There are two parts to a passport application fee: the passport fee, which goes to the State Department, and the facility fee, which goes to the processor. The increase will occur in the passport fee, while the application fee remains $25. An adult passport now will cost $135, $25 of which goes to the processor, such as a post office branch.
What changes: Fees for an adult passport book will jump $35 for first-time applicants, and $20 for those under 16. Some people buy a book and a card – the cost of that combination goes up $45 – but they pay the $25 facility fee only once. Additional pages, which have been free, will cost $82. Processors also may charge a $15 fee for snapping a photo. Applicants may bring in their own photos as long as they meet federal guidelines, found at www.travel.state.gov. The fee for expedited processing remains $60.
Tip for frequent travelers: For people who travel frequently, rather than pay for additional pages, request a 52-page passport. Travelers can do this by attaching a note with their application, Bobotek said.
To apply: Every out-of-country traveler, regardless of age, needs a passport and must apply in person.
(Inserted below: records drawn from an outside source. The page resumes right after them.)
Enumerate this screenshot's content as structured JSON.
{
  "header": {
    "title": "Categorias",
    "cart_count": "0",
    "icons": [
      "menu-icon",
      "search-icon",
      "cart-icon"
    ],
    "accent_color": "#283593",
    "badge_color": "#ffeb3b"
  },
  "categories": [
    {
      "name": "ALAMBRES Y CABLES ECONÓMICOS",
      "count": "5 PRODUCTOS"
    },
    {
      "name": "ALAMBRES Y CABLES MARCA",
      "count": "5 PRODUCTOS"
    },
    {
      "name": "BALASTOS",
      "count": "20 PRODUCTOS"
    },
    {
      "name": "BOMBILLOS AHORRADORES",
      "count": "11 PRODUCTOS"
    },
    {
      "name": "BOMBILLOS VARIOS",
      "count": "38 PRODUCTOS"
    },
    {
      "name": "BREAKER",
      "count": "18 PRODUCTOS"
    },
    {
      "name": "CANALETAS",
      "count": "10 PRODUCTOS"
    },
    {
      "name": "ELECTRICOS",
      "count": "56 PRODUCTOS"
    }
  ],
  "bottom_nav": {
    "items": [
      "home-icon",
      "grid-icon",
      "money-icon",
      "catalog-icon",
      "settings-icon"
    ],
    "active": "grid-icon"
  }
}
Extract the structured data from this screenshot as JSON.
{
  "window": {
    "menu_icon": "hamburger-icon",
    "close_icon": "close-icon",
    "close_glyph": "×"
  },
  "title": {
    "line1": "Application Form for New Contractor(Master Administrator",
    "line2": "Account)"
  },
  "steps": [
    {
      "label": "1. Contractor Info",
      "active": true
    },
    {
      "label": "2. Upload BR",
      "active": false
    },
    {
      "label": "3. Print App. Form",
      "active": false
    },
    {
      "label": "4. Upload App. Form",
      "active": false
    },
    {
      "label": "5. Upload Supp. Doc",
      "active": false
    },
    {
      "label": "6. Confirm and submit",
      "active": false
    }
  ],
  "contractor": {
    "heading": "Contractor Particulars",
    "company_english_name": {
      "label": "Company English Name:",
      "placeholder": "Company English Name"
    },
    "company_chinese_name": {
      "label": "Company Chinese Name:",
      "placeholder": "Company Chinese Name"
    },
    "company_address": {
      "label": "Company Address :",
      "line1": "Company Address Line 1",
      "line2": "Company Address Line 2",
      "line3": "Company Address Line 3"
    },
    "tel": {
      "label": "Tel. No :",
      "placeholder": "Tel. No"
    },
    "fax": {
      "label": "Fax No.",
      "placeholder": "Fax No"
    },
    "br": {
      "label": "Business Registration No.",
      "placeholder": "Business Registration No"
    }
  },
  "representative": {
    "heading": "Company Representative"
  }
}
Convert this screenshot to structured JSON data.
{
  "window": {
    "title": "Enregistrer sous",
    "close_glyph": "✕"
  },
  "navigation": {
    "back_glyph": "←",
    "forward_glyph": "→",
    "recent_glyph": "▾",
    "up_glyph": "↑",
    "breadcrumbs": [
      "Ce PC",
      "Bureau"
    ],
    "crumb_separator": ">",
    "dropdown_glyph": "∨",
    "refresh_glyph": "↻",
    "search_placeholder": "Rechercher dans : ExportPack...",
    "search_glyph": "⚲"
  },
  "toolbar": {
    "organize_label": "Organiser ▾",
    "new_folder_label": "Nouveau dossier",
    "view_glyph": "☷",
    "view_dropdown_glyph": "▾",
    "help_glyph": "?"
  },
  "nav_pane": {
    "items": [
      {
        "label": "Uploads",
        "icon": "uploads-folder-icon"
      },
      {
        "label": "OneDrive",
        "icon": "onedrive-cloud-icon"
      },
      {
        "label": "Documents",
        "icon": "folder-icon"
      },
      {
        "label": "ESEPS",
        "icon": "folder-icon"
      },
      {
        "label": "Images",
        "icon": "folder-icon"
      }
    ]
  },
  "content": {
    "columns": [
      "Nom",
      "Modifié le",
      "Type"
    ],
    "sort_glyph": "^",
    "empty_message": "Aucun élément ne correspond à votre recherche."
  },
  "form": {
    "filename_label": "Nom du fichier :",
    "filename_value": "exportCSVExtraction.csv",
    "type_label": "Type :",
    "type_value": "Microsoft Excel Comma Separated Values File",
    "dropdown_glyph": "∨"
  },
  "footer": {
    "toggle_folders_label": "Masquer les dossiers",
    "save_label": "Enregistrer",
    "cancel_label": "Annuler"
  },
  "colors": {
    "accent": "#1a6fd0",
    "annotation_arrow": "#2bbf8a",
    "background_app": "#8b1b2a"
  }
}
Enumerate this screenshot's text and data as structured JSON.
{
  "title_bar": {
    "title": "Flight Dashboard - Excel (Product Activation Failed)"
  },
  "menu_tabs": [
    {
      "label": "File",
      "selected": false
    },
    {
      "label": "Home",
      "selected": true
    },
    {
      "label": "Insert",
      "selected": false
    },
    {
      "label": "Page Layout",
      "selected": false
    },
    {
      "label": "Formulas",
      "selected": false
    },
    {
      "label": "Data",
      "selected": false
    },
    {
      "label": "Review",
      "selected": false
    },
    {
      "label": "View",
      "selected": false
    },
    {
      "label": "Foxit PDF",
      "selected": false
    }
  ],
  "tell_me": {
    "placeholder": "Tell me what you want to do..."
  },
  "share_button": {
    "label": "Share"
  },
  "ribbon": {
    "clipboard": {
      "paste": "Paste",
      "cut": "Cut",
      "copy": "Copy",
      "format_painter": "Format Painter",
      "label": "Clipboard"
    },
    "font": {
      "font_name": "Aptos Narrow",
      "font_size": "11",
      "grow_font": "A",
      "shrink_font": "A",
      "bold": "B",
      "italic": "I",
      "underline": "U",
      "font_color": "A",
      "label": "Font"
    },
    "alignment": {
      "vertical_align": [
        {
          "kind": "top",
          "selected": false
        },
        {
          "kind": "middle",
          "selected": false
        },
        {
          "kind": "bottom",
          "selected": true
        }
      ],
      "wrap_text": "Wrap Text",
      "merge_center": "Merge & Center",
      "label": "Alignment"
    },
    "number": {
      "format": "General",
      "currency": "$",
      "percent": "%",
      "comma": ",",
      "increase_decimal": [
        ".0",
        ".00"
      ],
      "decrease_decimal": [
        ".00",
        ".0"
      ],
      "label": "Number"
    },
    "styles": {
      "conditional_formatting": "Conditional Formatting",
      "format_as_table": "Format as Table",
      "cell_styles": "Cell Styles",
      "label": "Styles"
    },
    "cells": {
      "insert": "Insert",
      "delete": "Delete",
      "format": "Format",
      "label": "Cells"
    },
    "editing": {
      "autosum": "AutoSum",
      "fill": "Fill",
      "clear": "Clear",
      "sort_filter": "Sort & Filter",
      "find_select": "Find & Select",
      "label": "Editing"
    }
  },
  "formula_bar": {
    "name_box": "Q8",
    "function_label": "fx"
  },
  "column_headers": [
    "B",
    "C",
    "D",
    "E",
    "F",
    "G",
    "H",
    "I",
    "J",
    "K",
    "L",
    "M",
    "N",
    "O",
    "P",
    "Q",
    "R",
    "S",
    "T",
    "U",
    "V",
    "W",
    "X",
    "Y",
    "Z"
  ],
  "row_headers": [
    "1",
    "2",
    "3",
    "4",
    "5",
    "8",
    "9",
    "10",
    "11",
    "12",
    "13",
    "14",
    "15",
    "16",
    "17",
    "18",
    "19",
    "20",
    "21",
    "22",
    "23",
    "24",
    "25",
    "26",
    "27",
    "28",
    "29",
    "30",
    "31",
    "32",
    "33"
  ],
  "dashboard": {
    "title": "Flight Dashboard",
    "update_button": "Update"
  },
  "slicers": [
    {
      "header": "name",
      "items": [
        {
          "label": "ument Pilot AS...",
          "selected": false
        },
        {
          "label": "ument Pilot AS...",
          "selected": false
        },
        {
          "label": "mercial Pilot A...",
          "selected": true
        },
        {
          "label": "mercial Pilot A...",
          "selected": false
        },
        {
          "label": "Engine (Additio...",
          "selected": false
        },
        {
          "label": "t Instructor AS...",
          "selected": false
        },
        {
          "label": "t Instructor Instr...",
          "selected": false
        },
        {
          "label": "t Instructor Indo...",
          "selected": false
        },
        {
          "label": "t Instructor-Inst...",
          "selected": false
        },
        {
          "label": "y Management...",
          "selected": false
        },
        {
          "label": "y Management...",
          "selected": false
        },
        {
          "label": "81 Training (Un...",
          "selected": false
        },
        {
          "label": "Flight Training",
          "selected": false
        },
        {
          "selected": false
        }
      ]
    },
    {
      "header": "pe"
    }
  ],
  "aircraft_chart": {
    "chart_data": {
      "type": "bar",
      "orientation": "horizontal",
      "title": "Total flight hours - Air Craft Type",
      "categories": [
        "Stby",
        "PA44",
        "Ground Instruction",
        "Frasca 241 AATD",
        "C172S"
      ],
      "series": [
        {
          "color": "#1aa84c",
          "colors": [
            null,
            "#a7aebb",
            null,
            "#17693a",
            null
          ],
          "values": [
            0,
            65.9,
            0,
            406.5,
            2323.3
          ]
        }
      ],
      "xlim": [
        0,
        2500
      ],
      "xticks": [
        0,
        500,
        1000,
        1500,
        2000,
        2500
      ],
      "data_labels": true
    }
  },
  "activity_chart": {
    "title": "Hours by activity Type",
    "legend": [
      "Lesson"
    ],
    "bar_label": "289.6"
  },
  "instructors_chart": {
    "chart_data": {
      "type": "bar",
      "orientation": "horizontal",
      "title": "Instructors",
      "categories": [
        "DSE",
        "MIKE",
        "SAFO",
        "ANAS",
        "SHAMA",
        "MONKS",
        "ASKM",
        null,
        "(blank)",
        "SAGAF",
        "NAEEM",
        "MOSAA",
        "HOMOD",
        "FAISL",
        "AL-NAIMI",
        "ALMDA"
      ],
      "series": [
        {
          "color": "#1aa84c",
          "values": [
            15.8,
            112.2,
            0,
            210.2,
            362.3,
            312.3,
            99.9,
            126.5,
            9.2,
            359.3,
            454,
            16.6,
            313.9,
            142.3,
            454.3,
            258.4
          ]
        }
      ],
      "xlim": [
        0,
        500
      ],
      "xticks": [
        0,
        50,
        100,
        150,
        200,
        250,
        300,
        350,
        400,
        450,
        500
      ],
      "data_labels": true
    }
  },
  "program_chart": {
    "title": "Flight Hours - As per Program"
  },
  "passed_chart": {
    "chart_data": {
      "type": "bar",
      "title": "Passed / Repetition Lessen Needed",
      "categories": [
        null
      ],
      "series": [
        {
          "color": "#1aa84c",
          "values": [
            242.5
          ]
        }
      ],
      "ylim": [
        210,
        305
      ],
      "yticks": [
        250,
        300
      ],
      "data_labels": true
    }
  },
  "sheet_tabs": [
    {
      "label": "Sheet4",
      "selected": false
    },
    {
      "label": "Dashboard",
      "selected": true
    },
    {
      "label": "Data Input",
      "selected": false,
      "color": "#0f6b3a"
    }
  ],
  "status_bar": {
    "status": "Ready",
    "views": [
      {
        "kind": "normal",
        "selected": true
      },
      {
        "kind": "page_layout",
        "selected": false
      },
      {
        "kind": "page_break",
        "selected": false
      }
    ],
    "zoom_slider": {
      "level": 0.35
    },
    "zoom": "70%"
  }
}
For children 15 and younger, both parents or legal guardians must be present when applying. Applicants must bring an application, available online or at any post office branch; proof of citizenship, such as a certified birth document (photocopies are not accepted); and identification, such as a driver’s license or official photo ID.
Revenue down: Generally, the number of passports processed and the revenue generated from them has decreased. Lisa Nystuen, a spokeswoman for the U.S. Postal Service in Spokane, and Bobotek attribute the decline in applicants to the recession. In June, passport revenue locally was down 23 percent compared with June 2009, Nystuen said.